Petani Hortikultura Desa Jemaras Buka Lahan 2 Hektare, Terkendala Gangguan Sekelompok Monyet

LAHAN TANI : ARIFIN/BERITA SAMPIT - Kades Jemaras bersama kelompok tani berbincang-bincang di sekitar lahan pertanian yang digunakan untuk tanaman hortikultura.

SAMPIT – Antusias petani Desa Jemaras, Kecamatan Cempaga, Kabupaten Kotawaringin Timur (Kotim), Provinsi Kalimantan Tengah (Kalteng), membuka lahan pertanian patut diacungkan jempol.

Lahan seluas sekitar 2 hektare itu berlokasi di Jalan Masran Ibus tidak jauh dari kantor Desa Jemaras. Rencananya, petani akan menanam hortikultura sesuai dengan luasan lahan yang tersedia.

“Warga desa kami sangat antusias bercocok tanam dalam rangka pasca Covid-19 untuk pemulihan ekonomi masyarakat desa, kami dari pemerintah desa mengapresiasi keinginan para petani ini,” ucap Kepala Desa Jemaras Moju Betti Suheru kepada wartawan media siber beritasampit.co.id saat bertandang ke kantor desa, Kamis 2 Desember 2021.

BACA JUGA:   AMPI Siap Menjadi Mitra Pemerintah dalam Mempromosikan Destinasi Wisata di Kotim

Dia menjelaskan, pembukaan lahan itu secara swadaya masyarakat desa setempat terutama warga yang tergabung di kelompok tani Masran Ibus.
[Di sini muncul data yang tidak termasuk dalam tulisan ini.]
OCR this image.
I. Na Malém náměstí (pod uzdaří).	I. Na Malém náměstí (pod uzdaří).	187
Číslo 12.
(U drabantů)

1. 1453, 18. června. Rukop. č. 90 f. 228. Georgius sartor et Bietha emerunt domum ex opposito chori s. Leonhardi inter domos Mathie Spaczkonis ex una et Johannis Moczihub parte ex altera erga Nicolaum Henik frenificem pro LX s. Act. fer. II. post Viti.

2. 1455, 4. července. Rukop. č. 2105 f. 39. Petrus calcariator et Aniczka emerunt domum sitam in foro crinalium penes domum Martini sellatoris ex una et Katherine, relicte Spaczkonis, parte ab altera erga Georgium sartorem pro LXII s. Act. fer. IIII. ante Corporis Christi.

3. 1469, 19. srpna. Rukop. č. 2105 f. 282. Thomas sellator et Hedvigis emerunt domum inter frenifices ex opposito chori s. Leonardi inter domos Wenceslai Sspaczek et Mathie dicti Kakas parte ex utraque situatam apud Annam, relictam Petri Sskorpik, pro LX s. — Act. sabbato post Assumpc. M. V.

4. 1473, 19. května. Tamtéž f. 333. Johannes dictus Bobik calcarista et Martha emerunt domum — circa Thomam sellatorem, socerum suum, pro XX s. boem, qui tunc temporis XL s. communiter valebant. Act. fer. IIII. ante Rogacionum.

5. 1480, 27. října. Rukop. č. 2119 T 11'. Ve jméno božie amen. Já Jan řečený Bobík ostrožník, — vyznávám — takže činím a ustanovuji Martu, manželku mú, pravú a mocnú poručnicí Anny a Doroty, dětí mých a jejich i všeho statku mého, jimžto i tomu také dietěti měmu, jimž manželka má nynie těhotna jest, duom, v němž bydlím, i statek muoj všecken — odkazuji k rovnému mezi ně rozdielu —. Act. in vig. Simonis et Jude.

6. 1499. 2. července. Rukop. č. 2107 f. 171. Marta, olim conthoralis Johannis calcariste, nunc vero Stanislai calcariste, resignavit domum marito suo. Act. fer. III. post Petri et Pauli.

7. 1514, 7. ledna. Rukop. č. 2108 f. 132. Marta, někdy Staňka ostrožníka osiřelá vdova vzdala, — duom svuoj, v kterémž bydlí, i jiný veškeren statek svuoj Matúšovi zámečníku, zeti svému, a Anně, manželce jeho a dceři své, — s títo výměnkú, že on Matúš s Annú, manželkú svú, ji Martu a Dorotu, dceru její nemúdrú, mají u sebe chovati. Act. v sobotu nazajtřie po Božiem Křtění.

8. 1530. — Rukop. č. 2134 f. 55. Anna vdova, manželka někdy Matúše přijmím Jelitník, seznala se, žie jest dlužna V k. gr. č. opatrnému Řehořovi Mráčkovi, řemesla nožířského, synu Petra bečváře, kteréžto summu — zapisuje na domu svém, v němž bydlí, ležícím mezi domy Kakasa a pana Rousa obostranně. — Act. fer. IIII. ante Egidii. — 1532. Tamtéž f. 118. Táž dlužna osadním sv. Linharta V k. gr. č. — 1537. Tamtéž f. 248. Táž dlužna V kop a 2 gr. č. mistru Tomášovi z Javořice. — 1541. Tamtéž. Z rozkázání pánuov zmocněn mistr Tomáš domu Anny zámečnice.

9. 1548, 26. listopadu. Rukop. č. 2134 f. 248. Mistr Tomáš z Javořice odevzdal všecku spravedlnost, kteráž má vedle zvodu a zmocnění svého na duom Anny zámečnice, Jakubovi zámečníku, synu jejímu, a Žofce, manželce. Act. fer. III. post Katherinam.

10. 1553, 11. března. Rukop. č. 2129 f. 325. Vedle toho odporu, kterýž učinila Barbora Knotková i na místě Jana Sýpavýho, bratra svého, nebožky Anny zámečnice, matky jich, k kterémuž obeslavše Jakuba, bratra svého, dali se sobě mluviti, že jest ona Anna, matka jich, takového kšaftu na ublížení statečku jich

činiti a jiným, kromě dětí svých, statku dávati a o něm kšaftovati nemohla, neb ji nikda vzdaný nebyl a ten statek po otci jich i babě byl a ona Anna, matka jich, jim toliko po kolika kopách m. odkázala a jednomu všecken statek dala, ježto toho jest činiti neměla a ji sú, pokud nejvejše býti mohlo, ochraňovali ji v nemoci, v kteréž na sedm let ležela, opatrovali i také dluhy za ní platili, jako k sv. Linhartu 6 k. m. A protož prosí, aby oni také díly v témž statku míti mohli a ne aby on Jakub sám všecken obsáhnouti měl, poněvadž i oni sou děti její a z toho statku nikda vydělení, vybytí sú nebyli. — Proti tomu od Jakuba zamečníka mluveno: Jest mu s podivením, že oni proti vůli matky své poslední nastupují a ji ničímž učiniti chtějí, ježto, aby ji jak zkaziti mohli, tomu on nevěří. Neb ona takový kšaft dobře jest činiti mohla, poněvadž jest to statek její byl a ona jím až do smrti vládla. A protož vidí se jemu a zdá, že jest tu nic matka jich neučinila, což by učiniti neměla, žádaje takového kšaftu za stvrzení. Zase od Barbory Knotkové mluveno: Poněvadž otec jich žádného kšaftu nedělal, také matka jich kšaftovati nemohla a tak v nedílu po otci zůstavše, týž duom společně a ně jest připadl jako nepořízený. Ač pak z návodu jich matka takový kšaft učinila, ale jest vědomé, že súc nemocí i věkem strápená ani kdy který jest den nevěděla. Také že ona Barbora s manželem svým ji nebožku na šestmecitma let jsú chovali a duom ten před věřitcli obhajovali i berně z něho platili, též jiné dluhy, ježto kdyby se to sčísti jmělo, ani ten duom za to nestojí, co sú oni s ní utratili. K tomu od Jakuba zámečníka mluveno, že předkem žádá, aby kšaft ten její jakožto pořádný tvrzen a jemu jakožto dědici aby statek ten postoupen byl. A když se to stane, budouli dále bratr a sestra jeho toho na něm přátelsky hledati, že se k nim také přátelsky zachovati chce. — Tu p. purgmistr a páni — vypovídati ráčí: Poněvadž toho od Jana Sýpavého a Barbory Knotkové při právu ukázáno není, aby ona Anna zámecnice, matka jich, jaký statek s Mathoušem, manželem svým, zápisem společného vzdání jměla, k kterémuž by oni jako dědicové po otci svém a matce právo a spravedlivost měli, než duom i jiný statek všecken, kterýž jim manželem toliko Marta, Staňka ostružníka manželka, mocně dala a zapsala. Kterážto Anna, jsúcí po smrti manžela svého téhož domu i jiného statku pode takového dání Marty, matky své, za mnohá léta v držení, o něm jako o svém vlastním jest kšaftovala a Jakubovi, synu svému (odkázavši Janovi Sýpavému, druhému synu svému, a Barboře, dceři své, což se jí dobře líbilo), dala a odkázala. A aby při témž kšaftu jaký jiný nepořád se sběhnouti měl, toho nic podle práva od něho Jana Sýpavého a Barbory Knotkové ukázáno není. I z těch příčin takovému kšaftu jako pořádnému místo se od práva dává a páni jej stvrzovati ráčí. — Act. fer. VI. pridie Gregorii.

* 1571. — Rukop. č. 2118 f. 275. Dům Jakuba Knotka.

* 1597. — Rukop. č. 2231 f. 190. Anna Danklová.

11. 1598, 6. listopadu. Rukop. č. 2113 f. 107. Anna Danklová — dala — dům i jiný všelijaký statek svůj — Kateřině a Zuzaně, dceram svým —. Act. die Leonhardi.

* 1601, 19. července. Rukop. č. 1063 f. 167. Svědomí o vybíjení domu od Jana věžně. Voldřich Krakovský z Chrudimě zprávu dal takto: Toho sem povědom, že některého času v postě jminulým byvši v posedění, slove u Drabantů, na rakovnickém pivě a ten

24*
“Lahan 2 hektare itu sudah dipetak-petak secara swadaya, ada sekitar 60 petak ukuran 15×30 meter per petak. Rencananya lahan itu akan ditanam seperti, kacang panjang, tomat, mentimun maupun sawi,” ujar Suheru.

Namun yang jadi kendala saat ini, lanjutnya, kelompok tani ini merasa terganggu dengan adanya sekelompok monyet perusak tanaman yang sampai saat ini belum ada solusi bagaimana penanganannya.

BACA JUGA:   Singkirkan Telaga Antang, Tim Pasar Ikan Melaju ke Semifinal Bupati Cup 1

“Kami mohon kepada pemerintah daerah melalui dinas pertanian untuk membantu memberikan solusi bagaimana cara penanganan gangguan sekelompok monyet perusak tanaman ini,” harapnya.

Suheru menambahkan bahwa kelompok tani hortikultura itu mengusulkan adanya bantuan dari dinas terkait berupa pengadaan green house.

“Usulan petani hortikultura ini dibantu pengadaan green house yang menggunakan paranet hitam bukan berbahan plastik,” tandasnya.